Oh, è stato incredibile riportare alla luce l’immagine di due magri, stanchi ma spensierati bambini!
Dio, Yurij!
Siamo lo spettro di ciò che eravamo!

Impressionante.
Ma alquanto prevedibile.
Nel calore di ogni singolo abbraccio che ci scambiavamo, eravamo aggrappati alla misera speranza di non tradirci mai!
Eppure, oggi eccoci qui, a ferirci con quanta più crudeltà i nostri corpi  possano concederci!
Oh, ma non è affatto il caso di lamentarsi, vero?

Vero?
Quello era il tempo in cui non esisteva la sincerità o la franchezza… Certo, nel nostro caso non vi fu spazio neanche per le favole o la fantasia, ma eravamo bambini… Ed i bambini cosa ne sanno della crudezza effettiva delle cose?
Ammiravamo le stelle di nascosto, ricordi?
Ovvio che sì…
E, nelle nostre stupide menti, esse assumevano le sembianze dei tanti occhi di Dio, i quali osservavano con amore il mondo…

Come ti sei sentito quando hai scoperto che quelle belle luci non sono altro che un accumulo di gas e di energia?
Oh bhé, sicuramente avrai capito tante cose riguardo le nostre preghiere mai esaudite…

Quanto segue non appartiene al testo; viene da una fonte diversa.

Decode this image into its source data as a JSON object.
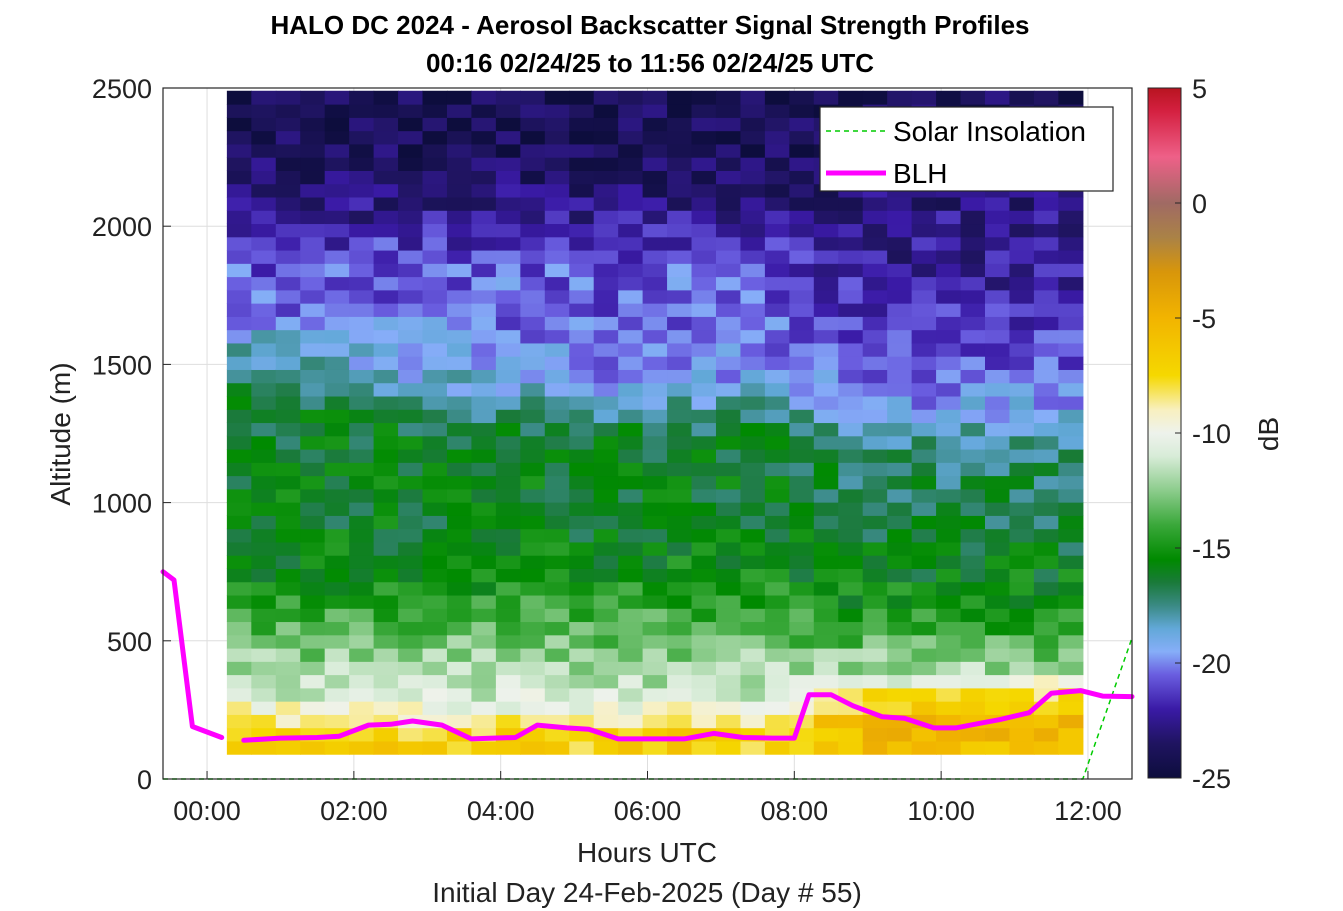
{
  "chart_data": {
    "type": "heatmap",
    "title": "HALO DC 2024 - Aerosol Backscatter Signal Strength Profiles",
    "subtitle": "00:16 02/24/25 to 11:56 02/24/25  UTC",
    "xlabel": "Hours UTC",
    "xlabel2": "Initial Day 24-Feb-2025 (Day # 55)",
    "ylabel": "Altitude (m)",
    "colorbar_label": "dB",
    "xlim": [
      -0.6,
      12.6
    ],
    "ylim": [
      0,
      2500
    ],
    "clim": [
      -25,
      5
    ],
    "x_ticks": [
      0,
      2,
      4,
      6,
      8,
      10,
      12
    ],
    "x_tick_labels": [
      "00:00",
      "02:00",
      "04:00",
      "06:00",
      "08:00",
      "10:00",
      "12:00"
    ],
    "y_ticks": [
      0,
      500,
      1000,
      1500,
      2000,
      2500
    ],
    "y_tick_labels": [
      "0",
      "500",
      "1000",
      "1500",
      "2000",
      "2500"
    ],
    "cb_ticks": [
      5,
      0,
      -5,
      -10,
      -15,
      -20,
      -25
    ],
    "cb_tick_labels": [
      "5",
      "0",
      "-5",
      "-10",
      "-15",
      "-20",
      "-25"
    ],
    "grid": true,
    "legend_position": "top-right",
    "heatmap": {
      "time_start": 0.27,
      "time_end": 11.93,
      "n_time": 35,
      "alt_start": 90,
      "alt_step": 48,
      "level_altitudes": [
        90,
        150,
        200,
        300,
        400,
        500,
        600,
        700,
        800,
        900,
        1000,
        1100,
        1200,
        1300,
        1400,
        1500,
        1550,
        1700,
        1800,
        1900,
        2000,
        2100,
        2200,
        2300,
        2400,
        2500
      ],
      "level_values_early": [
        -7,
        -7,
        -8,
        -11,
        -12,
        -13,
        -14,
        -15,
        -15.5,
        -16,
        -16,
        -16,
        -16,
        -16,
        -16.5,
        -18,
        -18,
        -20.5,
        -20.5,
        -21,
        -22,
        -23,
        -23.5,
        -24,
        -24,
        -24
      ],
      "level_values_mid": [
        -7,
        -7,
        -8,
        -11,
        -12,
        -13,
        -14,
        -15,
        -15.5,
        -16,
        -16,
        -16,
        -16,
        -17,
        -19,
        -20,
        -20,
        -20.5,
        -20.5,
        -21,
        -22,
        -23,
        -23.5,
        -24,
        -24,
        -24
      ],
      "level_values_late": [
        -6,
        -5.5,
        -5,
        -8,
        -12,
        -13.5,
        -15,
        -15.5,
        -16,
        -16.5,
        -16.5,
        -17,
        -17,
        -19,
        -20,
        -20.5,
        -21,
        -21.5,
        -22,
        -22.5,
        -22.5,
        -23,
        -23.5,
        -24,
        -24,
        -24
      ]
    },
    "series": [
      {
        "name": "Solar Insolation",
        "color": "#00cc00",
        "style": "dashed",
        "x": [
          -0.6,
          11.93,
          12.6
        ],
        "y": [
          0,
          0,
          510
        ]
      },
      {
        "name": "BLH",
        "color": "#ff00ff",
        "style": "solid",
        "segments": [
          {
            "x": [
              -0.6,
              -0.45,
              -0.2,
              0.2
            ],
            "y": [
              750,
              720,
              190,
              150
            ]
          },
          {
            "x": [
              0.5,
              1.0,
              1.5,
              1.8,
              2.2,
              2.5,
              2.8,
              3.2,
              3.6,
              3.9,
              4.2,
              4.5,
              4.9,
              5.2,
              5.6,
              6.0,
              6.2,
              6.5,
              6.9,
              7.3,
              7.7,
              8.0,
              8.2,
              8.5,
              8.8,
              9.2,
              9.5,
              9.9,
              10.2,
              10.5,
              10.8,
              11.2,
              11.5,
              11.9,
              12.2,
              12.6
            ],
            "y": [
              140,
              148,
              150,
              155,
              195,
              198,
              210,
              195,
              145,
              148,
              150,
              195,
              185,
              180,
              145,
              145,
              145,
              145,
              165,
              150,
              148,
              148,
              305,
              305,
              265,
              225,
              220,
              185,
              185,
              200,
              215,
              240,
              310,
              320,
              300,
              298
            ]
          }
        ]
      }
    ],
    "colormap_stops": [
      {
        "v": -25,
        "color": "#0d0d3d"
      },
      {
        "v": -23.5,
        "color": "#1f1460"
      },
      {
        "v": -22,
        "color": "#3a1aa6"
      },
      {
        "v": -20.5,
        "color": "#6a5ee0"
      },
      {
        "v": -19.5,
        "color": "#86aef8"
      },
      {
        "v": -18.5,
        "color": "#62a8d8"
      },
      {
        "v": -17.5,
        "color": "#3a8a84"
      },
      {
        "v": -16.5,
        "color": "#1a7a3a"
      },
      {
        "v": -15.5,
        "color": "#008a00"
      },
      {
        "v": -14,
        "color": "#3aa83a"
      },
      {
        "v": -12.5,
        "color": "#8ccc8c"
      },
      {
        "v": -11,
        "color": "#d8ecd8"
      },
      {
        "v": -10,
        "color": "#eef2ec"
      },
      {
        "v": -9,
        "color": "#f8f0c0"
      },
      {
        "v": -7.5,
        "color": "#f5d800"
      },
      {
        "v": -5,
        "color": "#f2b400"
      },
      {
        "v": -3,
        "color": "#d8960a"
      },
      {
        "v": -1.5,
        "color": "#aa8246"
      },
      {
        "v": 0,
        "color": "#a06a64"
      },
      {
        "v": 2,
        "color": "#ee6088"
      },
      {
        "v": 4,
        "color": "#d42040"
      },
      {
        "v": 5,
        "color": "#b81420"
      }
    ]
  }
}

Ho smesso di avere incubi non appena mi si è presentata l’occasione di farne.
Lo sai fin troppo bene Kei: non sono il tipo che si dedica all’autocommiserazione… Non è nel mio stile.
Di ciò che è stato ne faccio a meno: scansandolo, lo osservo ritornare nell’antro più piccolo e più sporco della mia mente.
Ma non ho potuto fare lo stesso con te.
Come riporre qualcosa di fastidioso, urticante e allo stesso tempo… Agrodolce come il ricordo del tuo viso?
C’è una cruenta cornice ad abbellire il quadro che abbiamo dipinto nel nostro condiviso passato, ma è un particolare così futile!
A ripensarci oggi… Cosa può importarmene degli allenamenti sfiancanti al limite della morale, delle violenze, delle torture o delle sofferenze, se questi stenti sono stati condivisi nel silenzio della nostra incosciente crudeltà, mascherata d’affetto?
Sì, sì, Kei!

Affetto!
Proprio quell’inutile sentimento di cui ci siamo, volontariamente o involontariamente non importa, privati!
Se solo provassi a sforzarmi, ricorderei passo per passo ogni singola frase delle preghiere che rivolgevamo agli occhi di Dio.
Ti sembro ridicolo, non è così?
Ti faccio ridere, vero?

“Ti preghiamo di ricondurre i nostri genitori qui, al monastero, affinché ci portino via! Fa sempre più freddo, il sole è sempre più lontano… E noi desideriamo calore e luce.”

“Ti preghiamo che ci venga restituita, almeno, la nostra personalità… Siamo divenuti ciechi, sordi e muti. Il buio ci avvolge, non prestiamo più attenzione alle grida di chi ci circonda, non ci è più concesso piangere.”

“Ti preghiamo…Siamo pronti anche alla morte, per la libertà.”

Eppure a me non sembra ridicolo, a me non fa ridere.
Ironia della sorte, non ho perso il vizio di pregare.
Sì, forse sono davvero quel povero e misero essere privo di amor proprio che tu tanto decanti! Ma le mie preghiere, le mie inutili suppliche sono volte all’invocazione di quella tale pazienza che ogni giorno viene rosa dalla tua costante e immutabile presenza.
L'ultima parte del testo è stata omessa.